Design and characterization of a 54-μs acousto-optic delay line

This paper documents the design and characterization of a 54-microsecond(s) , continuously variable, acousto-optic delay line developed for radar testing applications. The operating principles of this new common-path delay line architecture are reviewed, and key component selection issues are discussed. Ultimately, the characteristics of these key components limit the achievable performance of the completed delay line. For example, the laser diode introduces high frequency noise at the output of the delay line. This noise, which is a direct function of the relative intensity noise of the laser, is the limit to the output noise floor. Bragg cell design is presented with emphasis on the minimization of multiple time-delayed signals caused by acoustic reflections. A computer design and analysis tool is introduced that predicts delay line performance in terms of bandwidth, insertion loss, and acoustic attenuation for this slow shear, tellurium dioxide (TeO2) based delay line. Experimental results are presented showing 10-MHz operating bandwidth at a 33-MHz center frequency. The 3-dB bandwidth is maintained over delays ranging from 0.75 to 54 microsecond(s) .

Acousto-optic electronic support measures (ESM) receiver upgrade

The acousto-optic (AO) module described in this paper is an in-line, time- integrating correlator architecture that detects and analyzes inherently wide bandwidth signals in a small and lightweight package. The correlator processes a 500 MHz instantaneous bandwidth to provide enhanced detection capability for broadband signals. The existing electronic support measures (ESM) testbed processes a wide bandwidth but can only detect the presence of narrowband signals. This paper will describe the AO correlator design and the radio frequency and digital interface required for the insertion into the ESM testbed.

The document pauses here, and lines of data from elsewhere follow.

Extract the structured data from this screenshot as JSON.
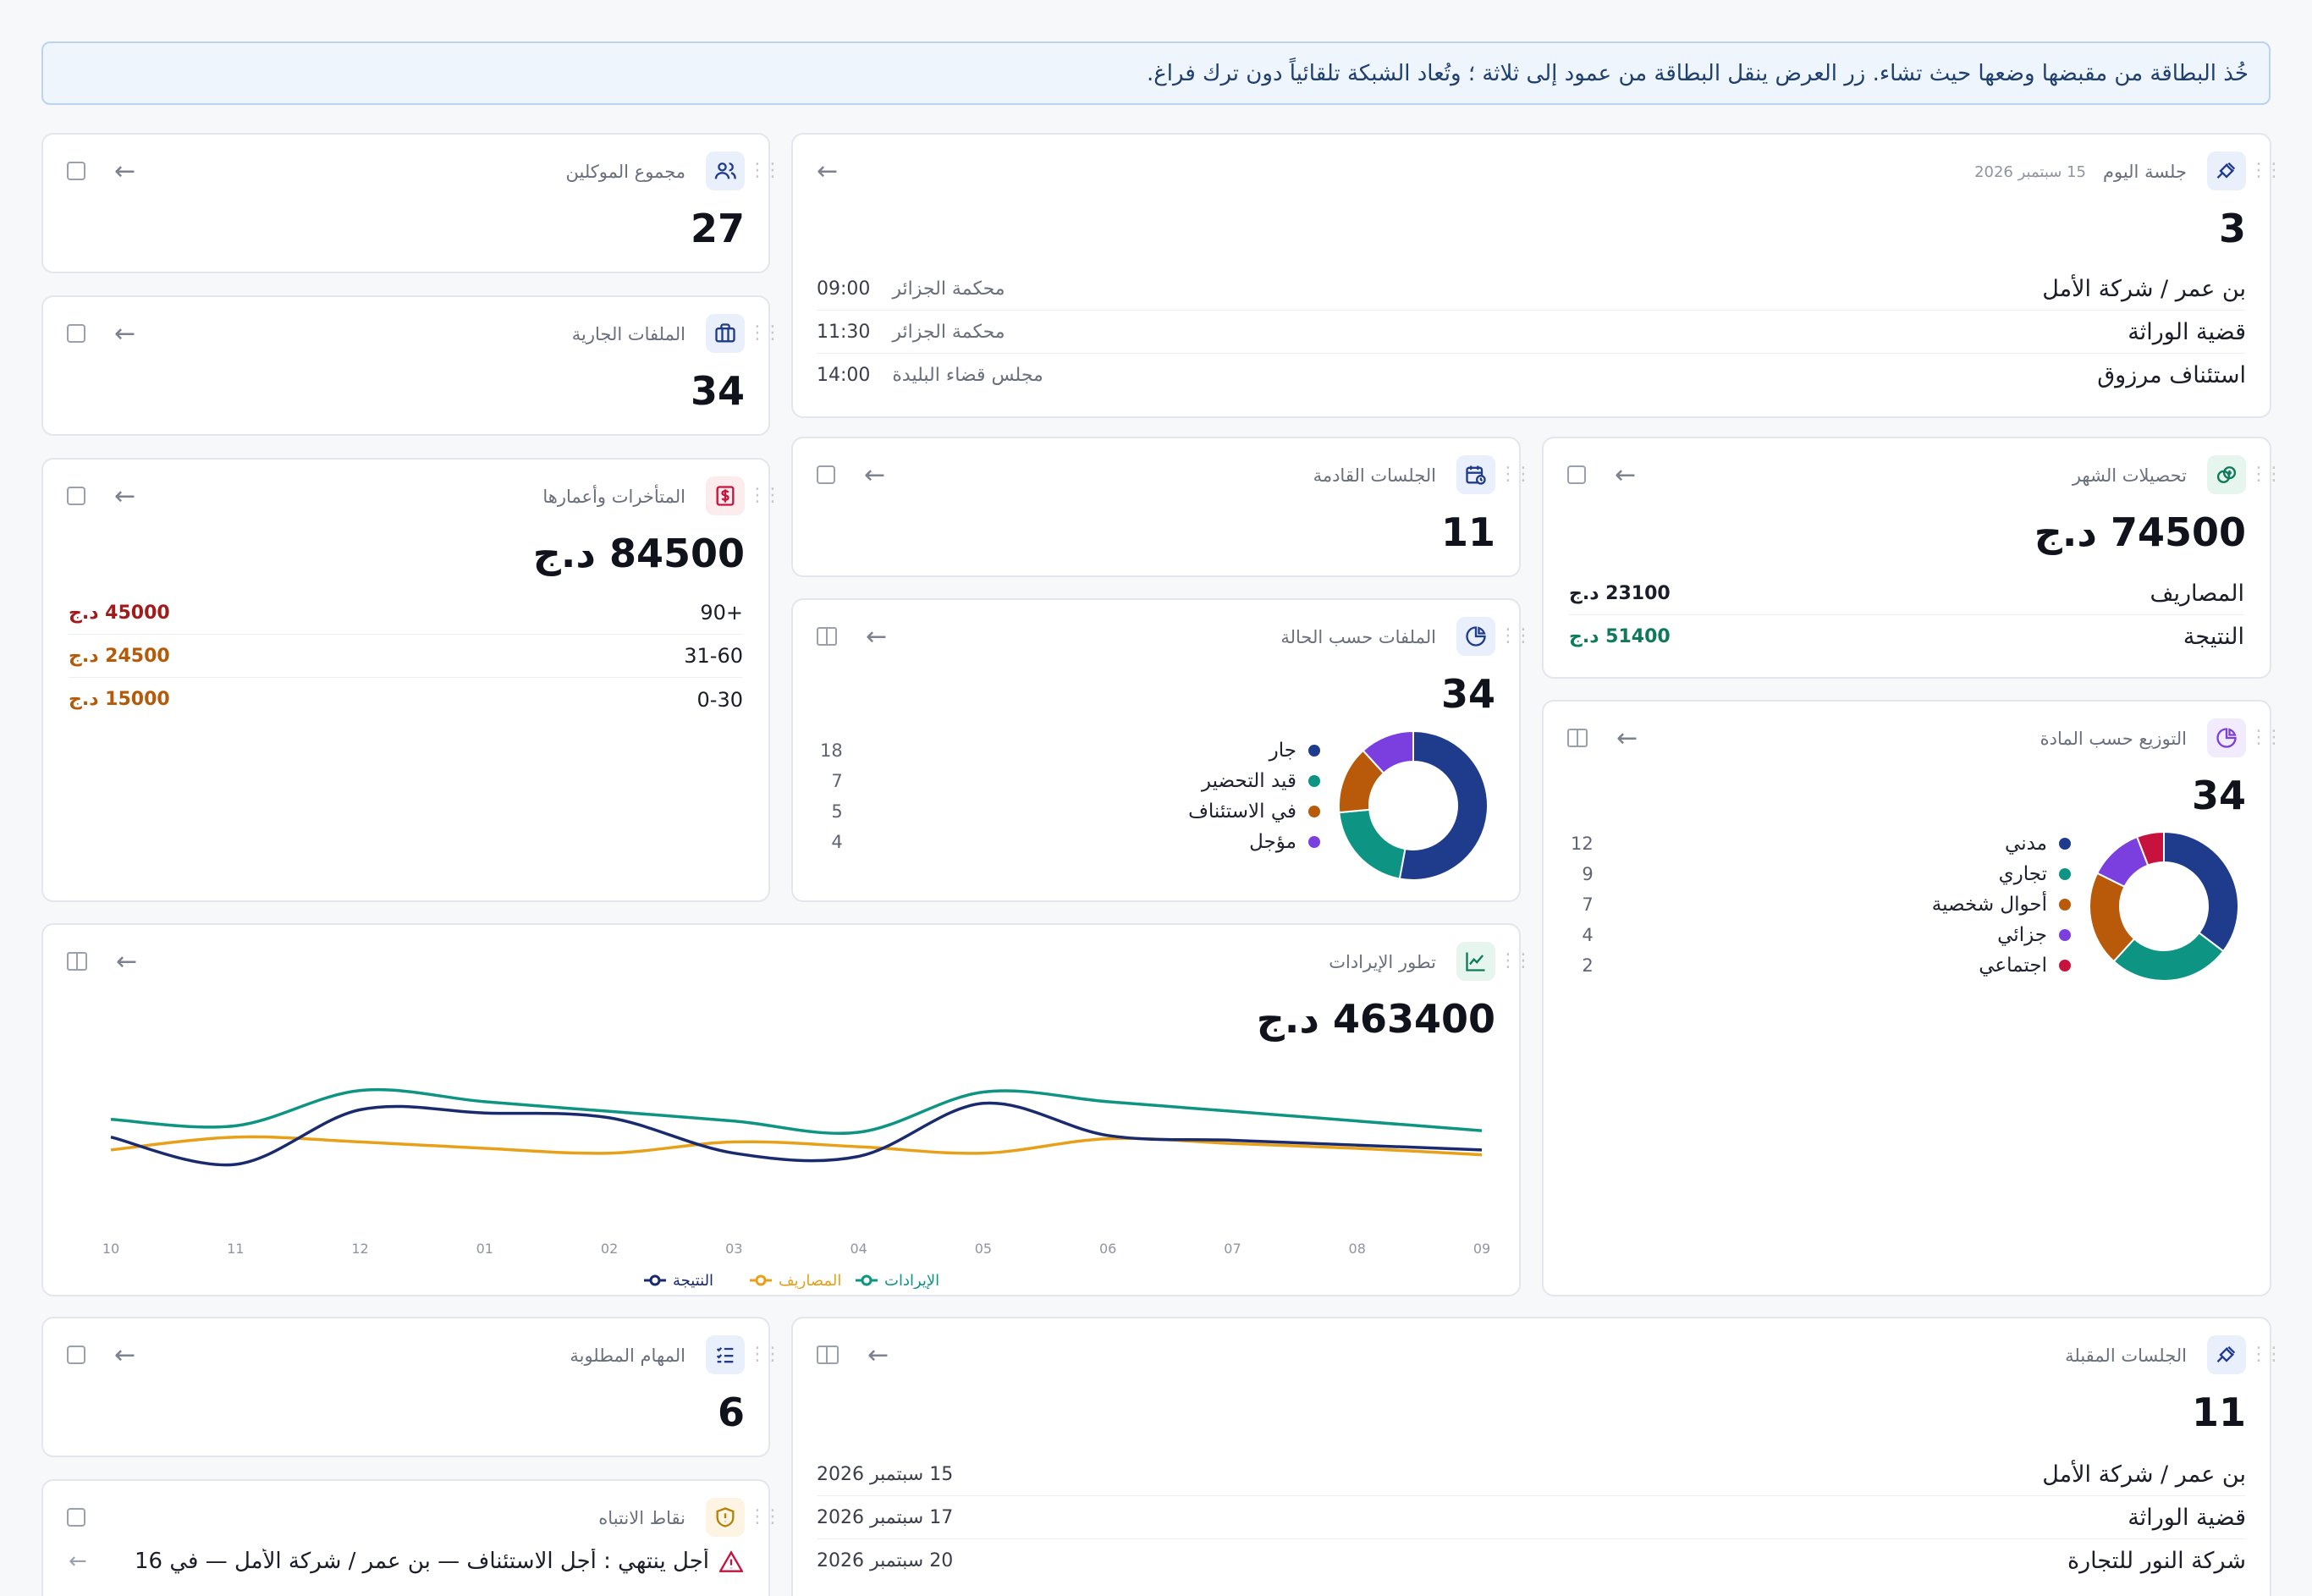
{
  "banner": "خُذ البطاقة من مقبضها وضعها حيث تشاء. زر العرض ينقل البطاقة من عمود إلى ثلاثة ؛ وتُعاد الشبكة تلقائياً دون ترك فراغ.",
  "today": {
    "title": "جلسة اليوم",
    "date": "15 سبتمبر 2026",
    "count": "3",
    "rows": [
      {
        "party": "بن عمر / شركة الأمل",
        "court": "محكمة الجزائر",
        "time": "09:00"
      },
      {
        "party": "قضية الوراثة",
        "court": "محكمة الجزائر",
        "time": "11:30"
      },
      {
        "party": "استئناف مرزوق",
        "court": "مجلس قضاء البليدة",
        "time": "14:00"
      }
    ]
  },
  "clients": {
    "title": "مجموع الموكلين",
    "count": "27"
  },
  "open_files": {
    "title": "الملفات الجارية",
    "count": "34"
  },
  "arrears": {
    "title": "المتأخرات وأعمارها",
    "total": "84500 د.ج",
    "rows": [
      {
        "bucket": "+90",
        "amount": "45000 د.ج",
        "color": "#a11b1b"
      },
      {
        "bucket": "31-60",
        "amount": "24500 د.ج",
        "color": "#b55a08"
      },
      {
        "bucket": "0-30",
        "amount": "15000 د.ج",
        "color": "#b55a08"
      }
    ]
  },
  "upcoming": {
    "title": "الجلسات القادمة",
    "count": "11"
  },
  "collections": {
    "title": "تحصيلات الشهر",
    "total": "74500 د.ج",
    "rows": [
      {
        "label": "المصاريف",
        "amount": "23100 د.ج",
        "color": "#1b1d28"
      },
      {
        "label": "النتيجة",
        "amount": "51400 د.ج",
        "color": "#0e7a5b"
      }
    ]
  },
  "files_by_status": {
    "title": "الملفات حسب الحالة",
    "count": "34",
    "items": [
      {
        "label": "جار",
        "value": 18,
        "color": "#1f3b8c"
      },
      {
        "label": "قيد التحضير",
        "value": 7,
        "color": "#0e9483"
      },
      {
        "label": "في الاستئناف",
        "value": 5,
        "color": "#b85a09"
      },
      {
        "label": "مؤجل",
        "value": 4,
        "color": "#7b3fe0"
      }
    ]
  },
  "by_subject": {
    "title": "التوزيع حسب المادة",
    "count": "34",
    "items": [
      {
        "label": "مدني",
        "value": 12,
        "color": "#1f3b8c"
      },
      {
        "label": "تجاري",
        "value": 9,
        "color": "#0e9483"
      },
      {
        "label": "أحوال شخصية",
        "value": 7,
        "color": "#b85a09"
      },
      {
        "label": "جزائي",
        "value": 4,
        "color": "#7b3fe0"
      },
      {
        "label": "اجتماعي",
        "value": 2,
        "color": "#c8123e"
      }
    ]
  },
  "revenue": {
    "title": "تطور الإيرادات",
    "total": "463400 د.ج"
  },
  "chart_data": {
    "type": "line",
    "x": [
      "10",
      "11",
      "12",
      "01",
      "02",
      "03",
      "04",
      "05",
      "06",
      "07",
      "08",
      "09"
    ],
    "series": [
      {
        "name": "الإيرادات",
        "color": "#0e9483",
        "values": [
          58,
          54,
          76,
          69,
          63,
          57,
          50,
          75,
          69,
          63,
          57,
          51
        ]
      },
      {
        "name": "المصاريف",
        "color": "#e8a019",
        "values": [
          39,
          47,
          44,
          40,
          37,
          44,
          41,
          37,
          46,
          43,
          40,
          36
        ]
      },
      {
        "name": "النتيجة",
        "color": "#1a2a6e",
        "values": [
          47,
          30,
          64,
          62,
          59,
          37,
          35,
          68,
          48,
          45,
          42,
          39
        ]
      }
    ],
    "ylim": [
      0,
      100
    ],
    "legend": "bottom"
  },
  "tasks": {
    "title": "المهام المطلوبة",
    "count": "6"
  },
  "alerts": {
    "title": "نقاط الانتباه",
    "line": "أجل ينتهي : أجل الاستئناف — بن عمر / شركة الأمل — في 16"
  },
  "next_sessions": {
    "title": "الجلسات المقبلة",
    "count": "11",
    "rows": [
      {
        "party": "بن عمر / شركة الأمل",
        "date": "15 سبتمبر 2026"
      },
      {
        "party": "قضية الوراثة",
        "date": "17 سبتمبر 2026"
      },
      {
        "party": "شركة النور للتجارة",
        "date": "20 سبتمبر 2026"
      }
    ]
  }
}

Wideband acousto-optic correlator for an ESM receiver upgrade

An acousto-optic (AO) correlator is being constructed that offers a small, lightweight solution to detecting and analyzing wide-bandwidth, spread-spectrum signals. The processor is being inserted into an existing electronic support measure (ESM) test-bed under the Defense Advanced Research Projects Agency (DARPA) Transition of Optical Processors into Systems (TOPS) program. The correlator has a processing bandwidth of 500 MHz and will be used to detect direct-sequence, phase-modulated signals, frequency-hopped signals, chirps, and impulses. A description of the processor is provided along with experimental results obtained from an interim developmental breadboard. Subsequent digital processing, which includes nonlinear detection and Fourier transformation, is used to determine center frequencies, bandwidths, and band shape. Theoretical descriptions of the post-processing are provided and simulations results are discussed.

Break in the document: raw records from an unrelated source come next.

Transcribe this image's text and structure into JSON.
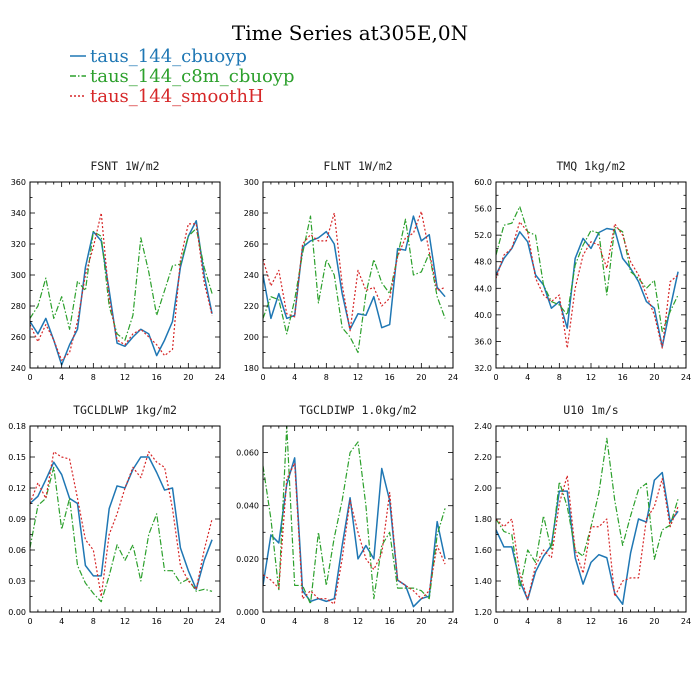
{
  "title": "Time Series at305E,0N",
  "legend": [
    {
      "label": "taus_144_cbuoyp",
      "color": "#1f77b4",
      "dash": "solid"
    },
    {
      "label": "taus_144_c8m_cbuoyp",
      "color": "#2ca02c",
      "dash": "dashdot"
    },
    {
      "label": "taus_144_smoothH",
      "color": "#d62728",
      "dash": "dotted"
    }
  ],
  "chart_data": [
    {
      "type": "line",
      "title": "FSNT   1W/m2",
      "xlim": [
        0,
        24
      ],
      "ylim": [
        240,
        360
      ],
      "xticks": [
        0,
        4,
        8,
        12,
        16,
        20,
        24
      ],
      "yticks": [
        240,
        260,
        280,
        300,
        320,
        340,
        360
      ],
      "ytick_labels": [
        "240",
        "260",
        "280",
        "300",
        "320",
        "340",
        "360"
      ],
      "x": [
        0,
        1,
        2,
        3,
        4,
        5,
        6,
        7,
        8,
        9,
        10,
        11,
        12,
        13,
        14,
        15,
        16,
        17,
        18,
        19,
        20,
        21,
        22,
        23
      ],
      "series": [
        {
          "name": "taus_144_cbuoyp",
          "values": [
            270,
            262,
            272,
            258,
            242,
            255,
            265,
            305,
            328,
            322,
            290,
            256,
            254,
            260,
            265,
            262,
            248,
            258,
            270,
            305,
            325,
            335,
            300,
            275
          ]
        },
        {
          "name": "taus_144_c8m_cbuoyp",
          "values": [
            272,
            280,
            298,
            272,
            286,
            265,
            296,
            290,
            328,
            325,
            280,
            262,
            258,
            274,
            324,
            302,
            274,
            290,
            306,
            307,
            325,
            330,
            305,
            288
          ]
        },
        {
          "name": "taus_144_smoothH",
          "values": [
            268,
            257,
            268,
            258,
            245,
            250,
            270,
            300,
            318,
            340,
            285,
            258,
            255,
            262,
            265,
            260,
            255,
            248,
            252,
            310,
            333,
            333,
            295,
            274
          ]
        }
      ]
    },
    {
      "type": "line",
      "title": "FLNT   1W/m2",
      "xlim": [
        0,
        24
      ],
      "ylim": [
        180,
        300
      ],
      "xticks": [
        0,
        4,
        8,
        12,
        16,
        20,
        24
      ],
      "yticks": [
        180,
        200,
        220,
        240,
        260,
        280,
        300
      ],
      "ytick_labels": [
        "180",
        "200",
        "220",
        "240",
        "260",
        "280",
        "300"
      ],
      "x": [
        0,
        1,
        2,
        3,
        4,
        5,
        6,
        7,
        8,
        9,
        10,
        11,
        12,
        13,
        14,
        15,
        16,
        17,
        18,
        19,
        20,
        21,
        22,
        23
      ],
      "series": [
        {
          "name": "taus_144_cbuoyp",
          "values": [
            240,
            212,
            228,
            212,
            214,
            258,
            262,
            264,
            268,
            260,
            228,
            205,
            215,
            214,
            226,
            206,
            208,
            257,
            256,
            278,
            262,
            266,
            232,
            226
          ]
        },
        {
          "name": "taus_144_c8m_cbuoyp",
          "values": [
            212,
            226,
            224,
            202,
            224,
            254,
            278,
            222,
            250,
            240,
            206,
            200,
            190,
            228,
            250,
            235,
            228,
            252,
            276,
            240,
            242,
            254,
            226,
            212
          ]
        },
        {
          "name": "taus_144_smoothH",
          "values": [
            250,
            233,
            243,
            215,
            213,
            260,
            266,
            262,
            262,
            280,
            234,
            204,
            243,
            230,
            232,
            220,
            225,
            252,
            264,
            267,
            281,
            255,
            230,
            232
          ]
        }
      ]
    },
    {
      "type": "line",
      "title": "TMQ   1kg/m2",
      "xlim": [
        0,
        24
      ],
      "ylim": [
        32,
        60
      ],
      "xticks": [
        0,
        4,
        8,
        12,
        16,
        20,
        24
      ],
      "yticks": [
        32,
        36,
        40,
        44,
        48,
        52,
        56,
        60
      ],
      "ytick_labels": [
        "32.0",
        "36.0",
        "40.0",
        "44.0",
        "48.0",
        "52.0",
        "56.0",
        "60.0"
      ],
      "x": [
        0,
        1,
        2,
        3,
        4,
        5,
        6,
        7,
        8,
        9,
        10,
        11,
        12,
        13,
        14,
        15,
        16,
        17,
        18,
        19,
        20,
        21,
        22,
        23
      ],
      "series": [
        {
          "name": "taus_144_cbuoyp",
          "values": [
            46,
            48.5,
            50,
            52.5,
            51,
            46,
            44.5,
            41,
            42,
            38,
            48.5,
            51.5,
            50,
            52.4,
            53,
            52.8,
            48.5,
            47,
            45,
            42,
            41,
            35.2,
            41,
            46.5
          ]
        },
        {
          "name": "taus_144_c8m_cbuoyp",
          "values": [
            49,
            53.5,
            53.8,
            56.3,
            52.5,
            52,
            44.5,
            42,
            41.5,
            40,
            47.5,
            50.5,
            52.7,
            52.3,
            43,
            53.2,
            52.5,
            46.5,
            45.5,
            44,
            45.2,
            37.5,
            40.5,
            43
          ]
        },
        {
          "name": "taus_144_smoothH",
          "values": [
            45.5,
            49,
            50,
            54,
            52.5,
            45.5,
            43,
            42,
            43,
            35,
            44,
            49,
            51,
            50.5,
            47,
            53.7,
            52,
            48,
            46,
            43,
            40,
            35,
            45,
            46
          ]
        }
      ]
    },
    {
      "type": "line",
      "title": "TGCLDLWP   1kg/m2",
      "xlim": [
        0,
        24
      ],
      "ylim": [
        0,
        0.18
      ],
      "xticks": [
        0,
        4,
        8,
        12,
        16,
        20,
        24
      ],
      "yticks": [
        0,
        0.03,
        0.06,
        0.09,
        0.12,
        0.15,
        0.18
      ],
      "ytick_labels": [
        "0.00",
        "0.03",
        "0.06",
        "0.09",
        "0.12",
        "0.15",
        "0.18"
      ],
      "x": [
        0,
        1,
        2,
        3,
        4,
        5,
        6,
        7,
        8,
        9,
        10,
        11,
        12,
        13,
        14,
        15,
        16,
        17,
        18,
        19,
        20,
        21,
        22,
        23
      ],
      "series": [
        {
          "name": "taus_144_cbuoyp",
          "values": [
            0.105,
            0.112,
            0.128,
            0.145,
            0.133,
            0.11,
            0.105,
            0.045,
            0.035,
            0.035,
            0.1,
            0.122,
            0.12,
            0.138,
            0.15,
            0.15,
            0.135,
            0.118,
            0.12,
            0.062,
            0.04,
            0.022,
            0.05,
            0.07
          ]
        },
        {
          "name": "taus_144_c8m_cbuoyp",
          "values": [
            0.062,
            0.103,
            0.11,
            0.14,
            0.08,
            0.11,
            0.045,
            0.028,
            0.018,
            0.01,
            0.035,
            0.065,
            0.05,
            0.065,
            0.03,
            0.075,
            0.095,
            0.04,
            0.04,
            0.028,
            0.032,
            0.02,
            0.022,
            0.02
          ]
        },
        {
          "name": "taus_144_smoothH",
          "values": [
            0.105,
            0.125,
            0.11,
            0.155,
            0.15,
            0.148,
            0.11,
            0.07,
            0.06,
            0.015,
            0.075,
            0.095,
            0.12,
            0.14,
            0.13,
            0.155,
            0.145,
            0.14,
            0.1,
            0.045,
            0.03,
            0.022,
            0.06,
            0.09
          ]
        }
      ]
    },
    {
      "type": "line",
      "title": "TGCLDIWP   1.0kg/m2",
      "xlim": [
        0,
        24
      ],
      "ylim": [
        0,
        0.07
      ],
      "xticks": [
        0,
        4,
        8,
        12,
        16,
        20,
        24
      ],
      "yticks": [
        0,
        0.02,
        0.04,
        0.06
      ],
      "ytick_labels": [
        "0.000",
        "0.020",
        "0.040",
        "0.060"
      ],
      "x": [
        0,
        1,
        2,
        3,
        4,
        5,
        6,
        7,
        8,
        9,
        10,
        11,
        12,
        13,
        14,
        15,
        16,
        17,
        18,
        19,
        20,
        21,
        22,
        23
      ],
      "series": [
        {
          "name": "taus_144_cbuoyp",
          "values": [
            0.01,
            0.029,
            0.026,
            0.048,
            0.058,
            0.008,
            0.004,
            0.005,
            0.004,
            0.005,
            0.025,
            0.043,
            0.02,
            0.025,
            0.02,
            0.054,
            0.042,
            0.012,
            0.01,
            0.002,
            0.005,
            0.006,
            0.034,
            0.02
          ]
        },
        {
          "name": "taus_144_c8m_cbuoyp",
          "values": [
            0.055,
            0.035,
            0.008,
            0.07,
            0.01,
            0.01,
            0.003,
            0.03,
            0.01,
            0.028,
            0.042,
            0.06,
            0.064,
            0.04,
            0.005,
            0.025,
            0.03,
            0.009,
            0.009,
            0.009,
            0.008,
            0.005,
            0.029,
            0.039
          ]
        },
        {
          "name": "taus_144_smoothH",
          "values": [
            0.014,
            0.012,
            0.009,
            0.05,
            0.056,
            0.005,
            0.008,
            0.005,
            0.005,
            0.003,
            0.02,
            0.042,
            0.03,
            0.02,
            0.016,
            0.022,
            0.045,
            0.012,
            0.01,
            0.008,
            0.005,
            0.008,
            0.025,
            0.018
          ]
        }
      ]
    },
    {
      "type": "line",
      "title": "U10   1m/s",
      "xlim": [
        0,
        24
      ],
      "ylim": [
        1.2,
        2.4
      ],
      "xticks": [
        0,
        4,
        8,
        12,
        16,
        20,
        24
      ],
      "yticks": [
        1.2,
        1.4,
        1.6,
        1.8,
        2.0,
        2.2,
        2.4
      ],
      "ytick_labels": [
        "1.20",
        "1.40",
        "1.60",
        "1.80",
        "2.00",
        "2.20",
        "2.40"
      ],
      "x": [
        0,
        1,
        2,
        3,
        4,
        5,
        6,
        7,
        8,
        9,
        10,
        11,
        12,
        13,
        14,
        15,
        16,
        17,
        18,
        19,
        20,
        21,
        22,
        23
      ],
      "series": [
        {
          "name": "taus_144_cbuoyp",
          "values": [
            1.73,
            1.62,
            1.62,
            1.4,
            1.28,
            1.46,
            1.56,
            1.63,
            1.98,
            1.98,
            1.55,
            1.38,
            1.52,
            1.57,
            1.55,
            1.32,
            1.25,
            1.58,
            1.8,
            1.78,
            2.05,
            2.1,
            1.78,
            1.85
          ]
        },
        {
          "name": "taus_144_c8m_cbuoyp",
          "values": [
            1.8,
            1.72,
            1.7,
            1.35,
            1.6,
            1.52,
            1.82,
            1.6,
            2.04,
            1.88,
            1.6,
            1.56,
            1.75,
            1.97,
            2.32,
            1.92,
            1.63,
            1.82,
            1.99,
            2.03,
            1.54,
            1.73,
            1.76,
            1.93
          ]
        },
        {
          "name": "taus_144_smoothH",
          "values": [
            1.8,
            1.75,
            1.8,
            1.45,
            1.28,
            1.5,
            1.6,
            1.55,
            1.9,
            2.08,
            1.6,
            1.45,
            1.75,
            1.75,
            1.8,
            1.3,
            1.4,
            1.42,
            1.42,
            1.8,
            1.88,
            2.06,
            1.75,
            1.88
          ]
        }
      ]
    }
  ]
}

Soldier identification system for dismounted soldier application: prototype development and testing

This paper documents the design and testing of a prototype laser/radio frequency (RF) Soldier Identification (ID) System developed by Dynetics, Inc., Harris, Corp., and the U.S. Army Communications and Electronics Command (CECOM). The Soldier ID system consists of an Interrogation Unit, a Responder Unit, and a Programming Unit. The Interrogation Unit consists of a directive, eyesafe laser and a spread-spectrum RF transceiver. This allows for a low probability of intercept (LPI) interrogation, which is of interest during covert operations. A Responder Unit is worn, for example, by a soldier and transmits an LPI spread-spectrum RF response, only after receiving the proper interrogation codes. The operating principles for the subsystem are reviewed, and key design issues are presented. In addition, both breadboard and prototype test results are presented.